本のある風景

2020.02.14

No.21 浜なつこ著「そんなアジアに騙されて」

児童文学作家上條さなえさんは『そんなアジアに騙されて』(浜なつこ著)を読んで衝撃を受けたという。このルポルタージュに紹介されている人身売買のことである。

東南アジアの国にはわずか四歳や五歳で売春を強いられている子どもがいる。それも一人や二人ではない。貧しさの中で売られていく子どもたち。上條さんはそれを読んだ日、一晩眠れなかったそうだ。

そして、日本という国に生まれた幸せを感じてほしいと自著のはしがきで訴えている。「日本の子どもたちは戦火の中を逃げ回る必要もなく、貧しいがゆえに売春宿に売られていくこともなく、ストリートチルドレンのように物乞いをしなくても生活できるのです」

今、この地球上で何が起きているのか。ユニセフの統計によると毎年、世界で約一億数千万人の新生児が生まれているが、そのうちの一千万人以上が五歳の誕生日を迎えることなく死んでいる。
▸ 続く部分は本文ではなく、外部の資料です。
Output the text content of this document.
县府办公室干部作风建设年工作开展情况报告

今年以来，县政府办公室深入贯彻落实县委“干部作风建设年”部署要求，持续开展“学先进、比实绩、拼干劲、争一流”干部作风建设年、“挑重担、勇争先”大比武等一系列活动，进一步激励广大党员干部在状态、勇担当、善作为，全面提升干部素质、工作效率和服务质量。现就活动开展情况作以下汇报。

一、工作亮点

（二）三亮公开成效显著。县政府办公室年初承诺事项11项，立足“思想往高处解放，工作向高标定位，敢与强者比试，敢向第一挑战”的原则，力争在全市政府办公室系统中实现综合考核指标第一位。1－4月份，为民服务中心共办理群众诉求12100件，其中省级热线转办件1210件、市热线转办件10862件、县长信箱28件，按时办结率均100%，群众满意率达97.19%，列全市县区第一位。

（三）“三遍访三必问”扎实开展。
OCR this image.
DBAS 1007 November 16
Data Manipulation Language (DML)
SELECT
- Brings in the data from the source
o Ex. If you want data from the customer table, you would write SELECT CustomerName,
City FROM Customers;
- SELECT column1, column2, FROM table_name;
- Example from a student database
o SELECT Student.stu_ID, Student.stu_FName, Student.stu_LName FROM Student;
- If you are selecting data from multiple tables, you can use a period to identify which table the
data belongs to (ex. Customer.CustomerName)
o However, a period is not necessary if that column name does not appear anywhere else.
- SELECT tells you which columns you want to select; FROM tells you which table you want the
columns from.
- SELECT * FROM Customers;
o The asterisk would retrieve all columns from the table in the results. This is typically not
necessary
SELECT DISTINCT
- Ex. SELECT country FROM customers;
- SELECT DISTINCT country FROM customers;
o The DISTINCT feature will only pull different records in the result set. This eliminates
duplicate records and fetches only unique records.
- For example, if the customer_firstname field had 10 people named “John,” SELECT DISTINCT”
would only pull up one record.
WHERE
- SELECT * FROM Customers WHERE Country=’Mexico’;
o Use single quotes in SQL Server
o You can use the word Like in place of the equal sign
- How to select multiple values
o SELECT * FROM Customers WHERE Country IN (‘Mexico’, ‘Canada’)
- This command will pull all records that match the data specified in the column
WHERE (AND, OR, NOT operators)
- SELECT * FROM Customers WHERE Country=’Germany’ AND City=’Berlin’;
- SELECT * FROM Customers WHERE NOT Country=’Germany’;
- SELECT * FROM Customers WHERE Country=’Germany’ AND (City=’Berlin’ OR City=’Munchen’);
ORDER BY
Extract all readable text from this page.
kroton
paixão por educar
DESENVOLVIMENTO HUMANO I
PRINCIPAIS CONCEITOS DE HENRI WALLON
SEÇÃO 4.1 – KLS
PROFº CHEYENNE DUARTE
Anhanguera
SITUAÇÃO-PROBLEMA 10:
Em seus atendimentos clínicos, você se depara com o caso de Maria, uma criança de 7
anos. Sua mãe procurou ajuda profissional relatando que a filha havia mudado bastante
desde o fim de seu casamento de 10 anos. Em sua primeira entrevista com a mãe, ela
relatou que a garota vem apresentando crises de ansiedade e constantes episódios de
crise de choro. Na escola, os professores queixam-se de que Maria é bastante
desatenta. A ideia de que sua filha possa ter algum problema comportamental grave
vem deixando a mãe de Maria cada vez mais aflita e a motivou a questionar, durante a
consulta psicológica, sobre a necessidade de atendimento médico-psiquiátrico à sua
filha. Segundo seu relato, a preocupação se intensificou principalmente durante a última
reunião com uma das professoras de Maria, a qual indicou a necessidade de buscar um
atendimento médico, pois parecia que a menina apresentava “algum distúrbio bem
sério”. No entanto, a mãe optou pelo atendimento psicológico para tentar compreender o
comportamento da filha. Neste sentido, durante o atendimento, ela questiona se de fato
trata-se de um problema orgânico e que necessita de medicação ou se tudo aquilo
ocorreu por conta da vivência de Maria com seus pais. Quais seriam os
予防接種が受けられずに感染症にかかったり、食料不足による栄養失調が原因だのだ。

開発途上国では新生児100人のうち30人は五歳未満で栄養不良となり、26人は予防接種を受けることができない。19人は安全な飲み水が飲めず、40人がトイレを使うことができないでいる。貧困がこれほど子どもたちを苦しめているというのに子どもの人身売買も依然としてあるようだ。

予防策として孤児の養子縁組を禁止した国もある。途方に暮れ、泣くこともできないほど悲しみのふちにいる子どもたちが、どんな思いで見知らぬ人の手に引かれて行ったのか。上條さんではないが、考えただけで眠られない。